Unindo o Parnasianismo francês à tradição portuguesa, Olavo Bilac demonstra, ao correr da pena, intimidade e destreza com o soneto. Para o pesquisador Sânzio de Azevedo, autor do livro O Parnasianismo na Poesia Brasileira ele foi "o que mais próximo chegou do rigor estético da corrente literária, com sua forma impecável", mas também um dos que dela mais se afastaram, "pelo sensualismo escaldante e pelo tom crepuscular de seus últimos versos", analisa. Para ele, A Via-Láctea é o poema de Bilac que mais expressa sua tendência ao lirismo, também influenciado pela sua declarada admiração pelos versos de Bocage, poeta português do século XVIII.
"Costumamos achar que os poetas parnasianos pregavam a "arte pela arte" e, portanto, viviam ausentes da vida cotidiana. Bilac, ao contrário, foi figura pública intimamente ligada com questões de seu tempo", lembra Suene Honorato, professora de Literatura Brasileira do curso de Letras da UFC. Olavo, inclusive, defendeu a profissionalização do escritor e colocou-se ativamente no debate político, além de ter escrito textos didáticos, crônicas jornalísticas, e a letra do Hino à Bandeira do Brasil.
Como jornalista, trabalhou em revistas e jornais e, no periódico Gazeta de Notícias, substituiu Machado de Assis na seção "Semana". Olavo, no entanto, era homem de poesia. Nas duas primeiras décadas do século XX, seus versos eram copiados de mão em mão, declamados nos saraus literários e, em pouco tempo, ganharam popularidade. Assim tornou-se conhecido poema o Via-Láctea", que, anos mais tarde, emprestou um de seus versos para a canção Divina Comédia Humana, de Belchior: "Ora (direis) ouvir estrelas! Certo/ Perdeste o senso!" E eu vos direi, no entanto /Que, para ouvi-las, muita vez desperto/ E abro as janelas, pálido de espanto...
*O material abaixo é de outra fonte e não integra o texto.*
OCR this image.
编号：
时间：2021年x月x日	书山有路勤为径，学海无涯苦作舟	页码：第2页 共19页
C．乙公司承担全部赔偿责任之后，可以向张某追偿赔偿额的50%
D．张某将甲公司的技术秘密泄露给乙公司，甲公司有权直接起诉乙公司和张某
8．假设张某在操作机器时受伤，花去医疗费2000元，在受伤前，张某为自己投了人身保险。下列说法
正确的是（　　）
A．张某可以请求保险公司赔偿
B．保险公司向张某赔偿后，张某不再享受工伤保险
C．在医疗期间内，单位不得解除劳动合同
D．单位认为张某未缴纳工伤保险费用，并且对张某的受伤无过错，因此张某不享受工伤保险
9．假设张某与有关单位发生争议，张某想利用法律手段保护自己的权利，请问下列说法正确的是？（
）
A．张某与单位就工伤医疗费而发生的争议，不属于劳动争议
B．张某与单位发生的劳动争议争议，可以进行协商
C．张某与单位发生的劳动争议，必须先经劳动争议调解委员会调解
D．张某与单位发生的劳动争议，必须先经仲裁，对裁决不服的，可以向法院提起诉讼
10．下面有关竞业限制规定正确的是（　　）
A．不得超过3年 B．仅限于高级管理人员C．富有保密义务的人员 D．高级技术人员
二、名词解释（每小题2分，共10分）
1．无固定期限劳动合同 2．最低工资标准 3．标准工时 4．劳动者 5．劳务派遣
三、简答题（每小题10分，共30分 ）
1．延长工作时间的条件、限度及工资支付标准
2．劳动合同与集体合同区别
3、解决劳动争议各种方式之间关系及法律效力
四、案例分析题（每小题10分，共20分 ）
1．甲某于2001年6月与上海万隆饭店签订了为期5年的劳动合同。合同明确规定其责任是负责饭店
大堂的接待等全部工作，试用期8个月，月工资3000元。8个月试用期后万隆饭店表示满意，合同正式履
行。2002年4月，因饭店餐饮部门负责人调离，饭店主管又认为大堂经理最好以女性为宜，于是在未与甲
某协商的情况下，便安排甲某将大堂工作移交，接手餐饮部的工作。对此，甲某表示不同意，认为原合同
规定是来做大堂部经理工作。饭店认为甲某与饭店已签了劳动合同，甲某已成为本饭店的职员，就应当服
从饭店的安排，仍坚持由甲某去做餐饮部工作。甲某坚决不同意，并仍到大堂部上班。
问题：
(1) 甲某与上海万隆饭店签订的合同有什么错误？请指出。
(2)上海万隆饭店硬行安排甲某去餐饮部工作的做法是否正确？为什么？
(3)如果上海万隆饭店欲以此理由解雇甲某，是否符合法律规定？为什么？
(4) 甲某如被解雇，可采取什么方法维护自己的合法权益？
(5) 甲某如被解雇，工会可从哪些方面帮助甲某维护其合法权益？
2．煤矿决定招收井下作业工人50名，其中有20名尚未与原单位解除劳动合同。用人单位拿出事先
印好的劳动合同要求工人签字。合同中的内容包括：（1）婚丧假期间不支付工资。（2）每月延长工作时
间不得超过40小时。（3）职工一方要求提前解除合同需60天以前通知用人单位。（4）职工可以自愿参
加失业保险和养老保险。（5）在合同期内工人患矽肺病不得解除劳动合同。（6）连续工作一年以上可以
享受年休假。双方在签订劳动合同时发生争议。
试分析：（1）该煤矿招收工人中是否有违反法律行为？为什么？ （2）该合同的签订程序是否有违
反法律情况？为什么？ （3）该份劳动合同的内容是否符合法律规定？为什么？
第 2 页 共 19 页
Tido como o maior poeta parnasiano do Brasil, Bilac foi eleito, em 1907, o "príncipe dos poetas brasileiros", em concurso lançado pela revista Fon-Fon. Esse prestígio é dado, em parte, por seu declarado amor pela língua vernácula. No famoso soneto Língua Portuguesa, inclusive, ele reencontra esta que é a "Última flor do Lácio, inculta e bela", tão amada em seu viço agreste e em seu aroma. Foi a partir dela que encontrou as bases do rigor de estilo, resultado do ofício do escritor que, longe do turbilhão da rua, "trabalha e teima, e lima, e sofre, e sua!".